In [1]:
import os
import numpy as np
from PIL import Image
import torch
import torch.nn as nn
import torchvision.transforms as transforms
import gradio as gr
import functools
import socket


# 设备配置
device = torch.device('cuda' if torch.cuda.is_available() else 'cpu')
print(f"使用设备: {device}")


# 1. 模型定义（严格按照原始pix2pix架构）
class UnetSkipConnectionBlock(nn.Module):
    def __init__(self, outer_nc, inner_nc, input_nc=None,
                 submodule=None, outermost=False, innermost=False, 
                 norm_layer=nn.BatchNorm2d, use_dropout=False):
        super(UnetSkipConnectionBlock, self).__init__()
        self.outermost = outermost
        if type(norm_layer) == functools.partial:
            use_bias = norm_layer.func == nn.InstanceNorm2d
        else:
            use_bias = norm_layer == nn.InstanceNorm2d
            
        if input_nc is None:
            input_nc = outer_nc
            
        downconv = nn.Conv2d(input_nc, inner_nc, kernel_size=4,
                             stride=2, padding=1, bias=use_bias)
        downrelu = nn.LeakyReLU(0.2, True)
        downnorm = norm_layer(inner_nc)
        uprelu = nn.ReLU(True)
        upnorm = norm_layer(outer_nc)

        if outermost:
            upconv = nn.ConvTranspose2d(inner_nc * 2, outer_nc,
                                        kernel_size=4, stride=2,
                                        padding=1)
            down = [downconv]
            up = [uprelu, upconv, nn.Tanh()]
            model = down + [submodule] + up
        elif innermost:
            upconv = nn.ConvTranspose2d(inner_nc, outer_nc,
                                        kernel_size=4, stride=2,
                                        padding=1, bias=use_bias)
            down = [downrelu, downconv]
            up = [uprelu, upconv, upnorm]
            model = down + up
        else:
            upconv = nn.ConvTranspose2d(inner_nc * 2, outer_nc,
                                        kernel_size=4, stride=2,
                                        padding=1, bias=use_bias)
            down = [downrelu, downconv, downnorm]
            up = [uprelu, upconv, upnorm]

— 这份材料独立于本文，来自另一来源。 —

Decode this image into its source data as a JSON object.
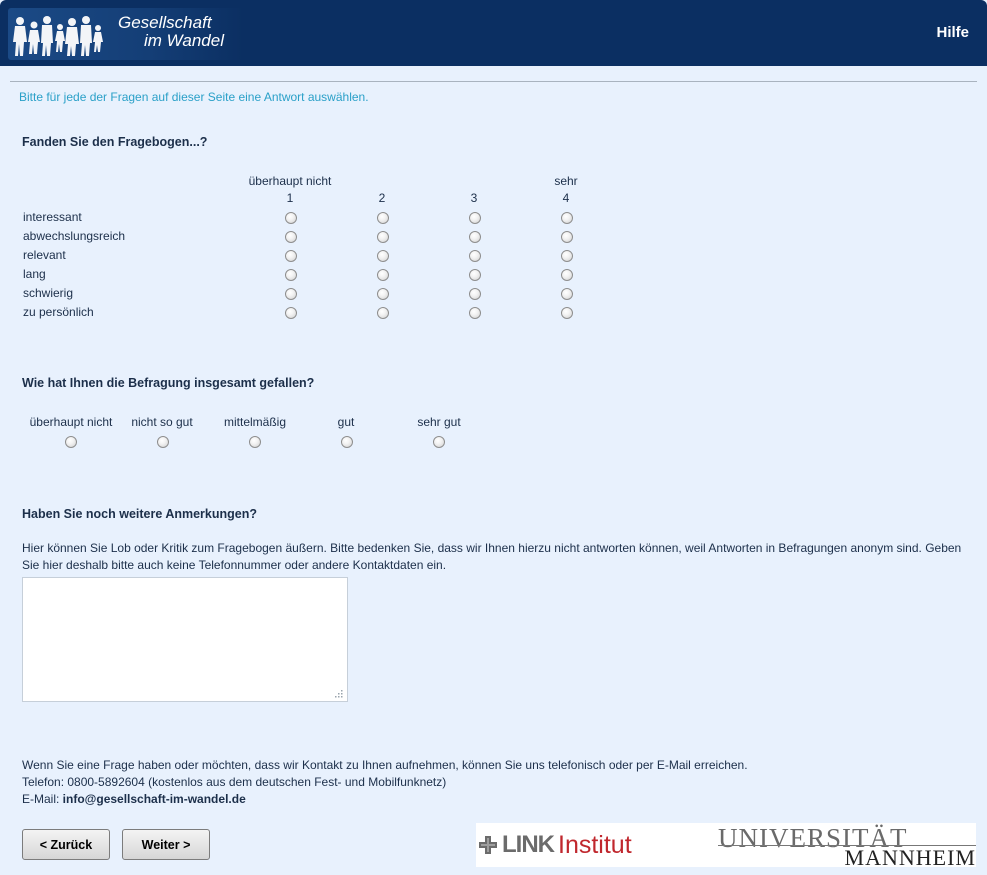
{
  "header": {
    "logo_line1": "Gesellschaft",
    "logo_line2": "im Wandel",
    "help_label": "Hilfe"
  },
  "instruction": "Bitte für jede der Fragen auf dieser Seite eine Antwort auswählen.",
  "q1": {
    "title": "Fanden Sie den Fragebogen...?",
    "scale_low": "überhaupt nicht",
    "scale_high": "sehr",
    "scale_numbers": [
      "1",
      "2",
      "3",
      "4"
    ],
    "rows": [
      "interessant",
      "abwechslungsreich",
      "relevant",
      "lang",
      "schwierig",
      "zu persönlich"
    ]
  },
  "q2": {
    "title": "Wie hat Ihnen die Befragung insgesamt gefallen?",
    "options": [
      "überhaupt nicht",
      "nicht so gut",
      "mittelmäßig",
      "gut",
      "sehr gut"
    ]
  },
  "q3": {
    "title": "Haben Sie noch weitere Anmerkungen?",
    "text": "Hier können Sie Lob oder Kritik zum Fragebogen äußern. Bitte bedenken Sie, dass wir Ihnen hierzu nicht antworten können, weil Antworten in Befragungen anonym sind. Geben Sie hier deshalb bitte auch keine Telefonnummer oder andere Kontaktdaten ein.",
    "comment_value": ""
  },
  "contact": {
    "line1": "Wenn Sie eine Frage haben oder möchten, dass wir Kontakt zu Ihnen aufnehmen, können Sie uns telefonisch oder per E-Mail erreichen.",
    "phone_line": "Telefon: 0800-5892604 (kostenlos aus dem deutschen Fest- und Mobilfunknetz)",
    "email_label": "E-Mail: ",
    "email": "info@gesellschaft-im-wandel.de"
  },
  "nav": {
    "back_label": "< Zurück",
    "next_label": "Weiter >"
  },
  "logos": {
    "link_word": "LINK",
    "institut_word": "Institut",
    "uni_line1": "UNIVERSITÄT",
    "uni_line2": "MANNHEIM"
  },
  "colors": {
    "header_bg": "#0b2f62",
    "page_bg": "#e8f1fd",
    "instruction": "#2aa0c8",
    "text": "#1c2f4a",
    "link_red": "#c0272d"
  }
}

            if use_dropout:
                model = down + [submodule] + up + [nn.Dropout(0.5)]
            else:
                model = down + [submodule] + up

        self.model = nn.Sequential(*model)

    def forward(self, x):
        if self.outermost:
            return self.model(x)
        else:
            return torch.cat([x, self.model(x)], 1)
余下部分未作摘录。